Rushes out to get the Chabrol . . .
Back on the Poundstore beat. I picked up a disc of Barbara Stanwyck in Lady of Burlesque, a 1943 thriller, once regarded as very daring as it was based on a novel by the stripper Gypsy Rose Lee. It turns out it was ghosted for her. There are lots of warnings online about how bad the PD prints of this film are, however the Poundstore version, from Dynamic DVD turns out to be strikingly good. Maybe it has been derived from the Image version, which is the only print to receive any praise.
The Delta Chaplin issues are turning up all over the place. There are ten volumes in all. Typically for Poundshop fare, you will need to shop around to get the set. There are better prints around of the two-reelers but this is a cheap way to acquire copies of a lot of the Keystone pictures. These have not been well preserved generally and the Delta copies are fully down to expectations. Still, they may fill a few gaps.

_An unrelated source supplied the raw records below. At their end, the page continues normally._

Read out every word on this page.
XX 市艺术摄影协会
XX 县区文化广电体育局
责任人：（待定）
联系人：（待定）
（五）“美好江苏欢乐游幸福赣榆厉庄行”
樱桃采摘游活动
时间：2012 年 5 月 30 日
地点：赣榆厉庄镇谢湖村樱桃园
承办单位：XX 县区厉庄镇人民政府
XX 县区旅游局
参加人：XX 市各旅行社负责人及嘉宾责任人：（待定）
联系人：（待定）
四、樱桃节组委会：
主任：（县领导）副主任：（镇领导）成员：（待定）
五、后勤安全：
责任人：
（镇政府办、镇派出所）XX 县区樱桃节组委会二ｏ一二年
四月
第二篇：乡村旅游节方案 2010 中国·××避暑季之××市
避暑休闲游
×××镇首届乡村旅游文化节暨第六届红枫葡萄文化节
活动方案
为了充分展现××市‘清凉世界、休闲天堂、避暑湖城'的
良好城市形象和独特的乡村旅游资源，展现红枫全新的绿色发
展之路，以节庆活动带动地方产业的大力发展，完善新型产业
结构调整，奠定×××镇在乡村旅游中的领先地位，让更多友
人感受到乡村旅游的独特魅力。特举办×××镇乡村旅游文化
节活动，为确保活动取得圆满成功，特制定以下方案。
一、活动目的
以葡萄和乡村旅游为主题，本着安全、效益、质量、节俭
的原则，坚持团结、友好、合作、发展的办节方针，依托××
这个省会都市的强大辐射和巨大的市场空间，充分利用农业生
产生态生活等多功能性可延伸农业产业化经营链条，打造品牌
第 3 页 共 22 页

The Delta print of His Girl Friday comes with a biography of Cary Grant and represents very good value as the quality is far better than other PD prints I have seen. I guess, from the restored Columbia logo that it may simply have been ripped from the official studio version. While it often called a Screwball Comedy, the tone is ultra-dark as Press and Politicians compete to execute a murderer.
Whistling Jack has mentioned the Felix the Cat cartoons on Delta. There are two colour cartoons from the thirties but most of the material on this disc comes from the early twenties. One title is transferred from a shortened home-cinema version but the quality elsewhere is not bad. These silent pre-code cartoons are inventive and often weird. I especially enjoyed the early strobing psychedelia of Felix Find Out, where the curious cat gets stoned on moonshine. If you only remember the rather annoying Trans-Lux telly Felix, then this disc could be an eye-opener!
There are also two Delta volumes of Betty Boop cartoons also but these concentrate on the post-code material which is rather tame. Still it is nice stuff to have on the shelf if you like to preface old fillums with some contemporary shorts.
Finally the weirdest cartoon of them all, Krazy Kat, turns up on a Hollywood DVD double-sider coupled with a pretty but bland Canadian feature-length version of the Nutcracker Prince from 1990. There were some very early animated versions of the surreal Krazy Kat strip but this disc gives us eleven colour cartoons made for King Features in 1963. The sado-masochistic antics and perverse relationships survive nearly intact surprisingly. Not so suprisingly, Krazy is referred to as a female throughout, losing the full force of the gay mouse-loving original. The disc does begin with a bizarre orgasmic sigh which might alarm cheapskate parents who pick up this odd little disc for the kiddies!